One of the biggest changes would affirm that once a firm voluntarily agrees to undertake a corrective action plan, it would be legally bound to fulfill the terms of the agreement. Under the current regulations, the Commission does not have the power to enforce a corrective action plan if the company violates the terms of the agreement. The rulemaking also proposes to change the calculus of the negotiations on the language of a voluntary consent agreement. Currently the company can make an admission that it violated the Consumer Product Safety Act if it feels like it. The proposal eliminates the phrase ‘‘if desired by the subject firm,’’ and replaces it with the phrase ‘‘if agreed to by all parties.’’
Other changes require companies to work harder at notifying consumers of recalls – including using more current internet and social media resources. Costco, for example, uses robo-calls to directly contact consumers of a product recall. The CPSC also wants to reform the compliance program schema by establishing protocols that, among other things, require a company to hire a product safety manager, and provide protections for whistleblowers who report a product safety issue to management, and to report safety problems to the CPSC in a timely manner. The proposed procedures would lay out the circumstances under which the commission would pull out its big gun – namely repeat offenders.
The proposal drew 47 comments – mostly from industry associations complaining how this upsets the balance of their universe. The winner, without peer, was submitted by Shihan Qu, Founder of Zen Magnets. Entitled “Adler is Out of His Mind,” the submission is a full-color, multi-paneled professionally produced comic book – amusing on many levels. Major points for creativity – finding something funny in a rulemaking is a hen’s-teeth order of rarity. But what’s really funny is Shihan Qu’s portrayal of Robert Adler, as a corpulent, balding boss, sneering behind a white mustache, like some top-tier apparatchik of the Central Committee of the Communist Party of China (CPC). Shihan Qu has Adler literally and arbitrarily crushing hapless manufacturers under his giant, fat finger. In other words, Shihan Qu has confused the Chairman of the CPSC with the Secretary of the CPC. (Ah, there but for the grace of an “S” goes Bob.)

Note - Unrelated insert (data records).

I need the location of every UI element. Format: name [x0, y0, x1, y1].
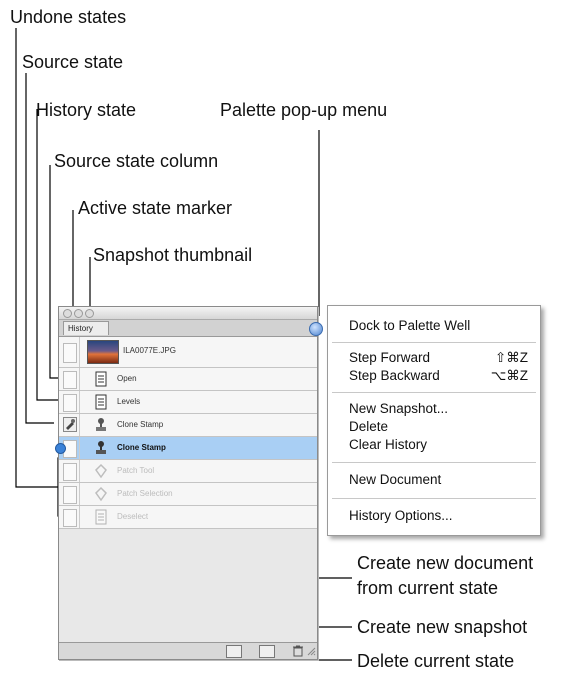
callout-history-state: History state	[36, 100, 137, 120]
history-state-row[interactable]: Levels	[59, 391, 317, 414]
menu-item-new-document[interactable]: New Document	[349, 472, 441, 488]
resize-grip-icon[interactable]	[307, 647, 316, 656]
history-state-label: Open	[117, 374, 137, 383]
history-state-row-undone[interactable]: Patch Selection	[59, 483, 317, 506]
clone-stamp-icon	[96, 418, 106, 431]
history-state-label: Patch Selection	[117, 489, 173, 498]
history-state-label: Levels	[117, 397, 141, 406]
menu-item-history-options[interactable]: History Options...	[349, 508, 453, 524]
palette-titlebar[interactable]	[59, 307, 317, 320]
palette-bottom-bar	[59, 642, 317, 659]
history-state-label: Clone Stamp	[117, 443, 166, 452]
menu-separator	[332, 498, 536, 499]
snapshot-thumbnail	[87, 340, 119, 364]
column-divider	[79, 368, 80, 390]
callout-source-state: Source state	[22, 52, 124, 72]
column-divider	[79, 483, 80, 505]
menu-item-delete[interactable]: Delete	[349, 419, 388, 435]
active-state-marker[interactable]	[55, 443, 66, 454]
menu-item-dock-to-palette-well[interactable]: Dock to Palette Well	[349, 318, 470, 334]
source-state-box[interactable]	[63, 371, 77, 389]
source-state-box[interactable]	[63, 394, 77, 412]
close-window-icon[interactable]	[63, 309, 72, 318]
column-divider	[79, 437, 80, 459]
callout-delete-current-state: Delete current state	[357, 651, 515, 671]
column-divider	[79, 337, 80, 367]
callout-undone-states: Undone states	[10, 7, 127, 27]
source-state-box[interactable]	[63, 486, 77, 504]
callout-palette-popup-menu: Palette pop-up menu	[220, 100, 388, 120]
history-state-row-undone[interactable]: Patch Tool	[59, 460, 317, 483]
menu-separator	[332, 462, 536, 463]
zoom-window-icon[interactable]	[85, 309, 94, 318]
palette-popup-menu: Dock to Palette Well Step Forward ⇧⌘Z St…	[327, 305, 541, 536]
source-state-box[interactable]	[63, 509, 77, 527]
menu-item-step-backward[interactable]: Step Backward	[349, 368, 440, 384]
patch-icon	[95, 463, 107, 479]
callout-create-new-document-line1: Create new document	[357, 553, 534, 573]
new-snapshot-button[interactable]	[259, 645, 275, 658]
trash-icon[interactable]	[292, 645, 304, 657]
menu-separator	[332, 392, 536, 393]
document-icon	[95, 509, 107, 525]
palette-tab-bar: History	[59, 320, 317, 337]
history-state-label: Patch Tool	[117, 466, 155, 475]
callout-snapshot-thumbnail: Snapshot thumbnail	[93, 245, 253, 265]
callout-active-state-marker: Active state marker	[78, 198, 233, 218]
shortcut-step-forward: ⇧⌘Z	[494, 350, 528, 365]
column-divider	[79, 391, 80, 413]
history-state-row-undone[interactable]: Deselect	[59, 506, 317, 529]
palette-popup-menu-button[interactable]	[309, 322, 323, 336]
minimize-window-icon[interactable]	[74, 309, 83, 318]
callout-create-new-snapshot: Create new snapshot	[357, 617, 528, 637]
new-document-from-state-button[interactable]	[226, 645, 242, 658]
document-icon	[95, 371, 107, 387]
clone-stamp-icon	[96, 441, 106, 454]
history-state-label: Clone Stamp	[117, 420, 164, 429]
history-state-row-active[interactable]: Clone Stamp	[55, 437, 317, 460]
column-divider	[79, 414, 80, 436]
history-state-label: Deselect	[117, 512, 149, 521]
snapshot-label: ILA0077E.JPG	[123, 346, 176, 355]
history-state-row[interactable]: Open	[59, 368, 317, 391]
menu-item-clear-history[interactable]: Clear History	[349, 437, 427, 453]
document-icon	[95, 394, 107, 410]
menu-item-new-snapshot[interactable]: New Snapshot...	[349, 401, 448, 417]
history-state-row-source[interactable]: Clone Stamp	[59, 414, 317, 437]
patch-icon	[95, 486, 107, 502]
history-list: ILA0077E.JPG Open Levels Clone Stamp Clo…	[55, 337, 317, 529]
callout-source-state-column: Source state column	[54, 151, 219, 171]
callout-create-new-document-line2: from current state	[357, 578, 499, 598]
column-divider	[79, 460, 80, 482]
column-divider	[79, 506, 80, 528]
snapshot-row[interactable]: ILA0077E.JPG	[59, 337, 317, 368]
menu-item-step-forward[interactable]: Step Forward	[349, 350, 430, 366]
source-state-box[interactable]	[63, 463, 77, 481]
shortcut-step-backward: ⌥⌘Z	[490, 368, 528, 383]
source-state-box[interactable]	[63, 343, 77, 363]
tab-history[interactable]: History	[63, 321, 109, 335]
history-palette: History ILA0077E.JPG Open Levels Clone S…	[55, 306, 323, 660]
menu-separator	[332, 342, 536, 343]
history-brush-source-icon[interactable]	[63, 417, 77, 432]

And here’s where Qu loses points. First, if you are paying someone to create this representation, shouldn’t the artist at least have Googled Adler’s image to get the caricature right? Seriously. Second, the CPSC is practically the most toothless regulatory agency in the whole federal pantheon. As a matter of personal style, Adler is consistently courteous and professional. He’s no political hack – he’s a former attorney-advisor to two CPSC commissioners over nine years. He’s also served as counsel to the Subcommittee on Health and the Environment of the Committee on Energy and Commerce in the U.S. House of Representatives, working on all sorts of product liability legislation. He knows this agency, and he knows how thoroughly it has been hamstrung by rules that favor industry’s fee-fees over safety.
Indeed, these proposals are meant to upset the balance of industry’s universe. They’ve long enjoyed privileges other regulated industries only dream about.